We also found that the inclusion of clinical embeddings improves the predictive performance in most cases. Specifically, higher positive predictive value (precision) would increase clinical utility of our predictive model. By diving into individual departments of hematology, surgery, and medical oncology, we found notably different readmission rate and predictive performance. Performance gains by including clinical embeddings are different for different services, with hematological patients benefiting more than patients in surgery and medical oncology.

Although our study was retrospective in nature, we have performed temporal split on our data set for training and testing. In addition, we used only new patients in the testing data, making sure that no patient in the testing data was present in the training data. This approach minimized the risk of data leakage and ensured that the testing was closer to a prospective setting.

A few studies have been conducted to identify the likelihood of unplanned readmission and the associated risk factors in general medicine and a variety of specialties.[13,20,21,23-34] With the advancement of artificial intelligence and computational technologies, more complex algorithms can be used, and the predictions become more individualized. For instance, using deep learning on a rich set of EHRs, Rajkomar et al.[32] achieved approximately 10% AUROC improvement in predicting 30-day unplanned readmission at discharge than traditional approaches. A more recent work using explainable gradient-boosted trees approach also achieved similar performance, with an AUROC of 0.76 and the ability to generate personalized predictions.[13] For oncological models, Schmidt et al.[21] were the first to develop a statistical model using logistic regression with validation c-statistics of 0.70. However, the prospective analysis was descriptive, and no prospective predictive performance was reported. In addition, the cohort focused on patients in surgery and medical oncology services, and it was unclear whether the model works on hematology patients. A few studies were found on identifying risk factors related to inpatient hematological unplanned readmission,[23,28,33,34] and, to our knowledge, our study was probably the first to explicitly predict 30-day unplanned readmission for hematology population.

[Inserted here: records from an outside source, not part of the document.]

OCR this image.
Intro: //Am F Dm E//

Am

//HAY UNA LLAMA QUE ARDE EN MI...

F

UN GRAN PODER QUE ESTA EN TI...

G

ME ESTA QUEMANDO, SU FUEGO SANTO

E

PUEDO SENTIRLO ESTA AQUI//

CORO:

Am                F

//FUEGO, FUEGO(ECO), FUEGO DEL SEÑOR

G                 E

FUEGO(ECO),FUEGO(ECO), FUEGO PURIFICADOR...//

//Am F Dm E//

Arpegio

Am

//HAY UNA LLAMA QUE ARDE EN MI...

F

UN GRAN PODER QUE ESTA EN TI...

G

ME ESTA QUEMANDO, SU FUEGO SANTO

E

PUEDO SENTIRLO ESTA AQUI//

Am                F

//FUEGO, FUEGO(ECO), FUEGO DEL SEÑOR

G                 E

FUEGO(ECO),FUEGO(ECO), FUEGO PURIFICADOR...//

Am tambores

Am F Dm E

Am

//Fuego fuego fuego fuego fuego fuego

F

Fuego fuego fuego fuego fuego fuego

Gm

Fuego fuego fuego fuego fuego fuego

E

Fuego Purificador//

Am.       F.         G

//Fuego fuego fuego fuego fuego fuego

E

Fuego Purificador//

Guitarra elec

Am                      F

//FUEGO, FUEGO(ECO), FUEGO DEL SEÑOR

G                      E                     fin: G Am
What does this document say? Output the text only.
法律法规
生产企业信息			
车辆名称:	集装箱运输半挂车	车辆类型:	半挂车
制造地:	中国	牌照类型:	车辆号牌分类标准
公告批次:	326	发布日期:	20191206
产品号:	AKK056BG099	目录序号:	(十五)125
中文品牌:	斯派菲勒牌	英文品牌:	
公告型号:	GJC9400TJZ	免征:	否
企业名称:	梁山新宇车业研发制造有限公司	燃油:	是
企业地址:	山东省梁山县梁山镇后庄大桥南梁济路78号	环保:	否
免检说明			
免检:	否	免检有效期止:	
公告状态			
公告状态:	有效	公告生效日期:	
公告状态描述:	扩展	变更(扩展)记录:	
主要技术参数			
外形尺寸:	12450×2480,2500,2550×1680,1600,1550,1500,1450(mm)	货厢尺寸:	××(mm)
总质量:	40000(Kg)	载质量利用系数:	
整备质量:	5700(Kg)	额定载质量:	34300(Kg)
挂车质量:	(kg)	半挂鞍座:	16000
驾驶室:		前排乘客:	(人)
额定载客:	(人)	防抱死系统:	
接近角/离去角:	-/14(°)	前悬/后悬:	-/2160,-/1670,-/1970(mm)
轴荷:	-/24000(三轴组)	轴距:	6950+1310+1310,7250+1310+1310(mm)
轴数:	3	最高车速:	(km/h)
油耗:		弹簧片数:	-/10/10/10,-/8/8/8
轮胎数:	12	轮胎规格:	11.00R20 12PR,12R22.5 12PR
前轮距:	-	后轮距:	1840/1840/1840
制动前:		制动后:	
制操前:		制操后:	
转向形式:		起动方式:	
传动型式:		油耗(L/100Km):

At the same time, the highest AUROC achieved for our study using the explainable tree-based model is 0.78.

The majority of studies on machine learning and deep learning modeling used the ROC and the associated area under the ROC as the key metric for assessment. However, the measure could be misleading in cases where the data are imbalanced, leading to overly promising interpretation of predictive performance.[22,35] Precision-based metrics, relying on the proportion of true positives among all positive predictions, is a better alternative for imbalanced data sets. Average precision and precision-recall curve are common alternatives for ROC and should be more widely adopted.

Recent studies using features from embeddings of clinical codes or concepts tend to adopt deep learning approaches.[18,36-38] Our results show that even nondeep learning algorithms, such as gradient-boosted trees, can yield significant performance gains from the inclusion of features from clinical embeddings. With a limited number of patients in a single institution, it seems we were not able to train embeddings that could significantly improve performance for readmission prediction. A multi-institutional study should be conducted across cancer centers, using a larger number of patient visit transactions to develop more complex embedding models that can be used for the oncology population. In addition, external validation for the readmission models should be conducted. Another limitation for clinical utility of this approach is that it is a fixed model trained on historical data. We are in the process of deploying this model in our real-time data infrastructure, which allows for retraining the model regularly with more recent data, monitoring data consistency, data or concept drifts, etc, and presenting predictions and explanations in the EHR.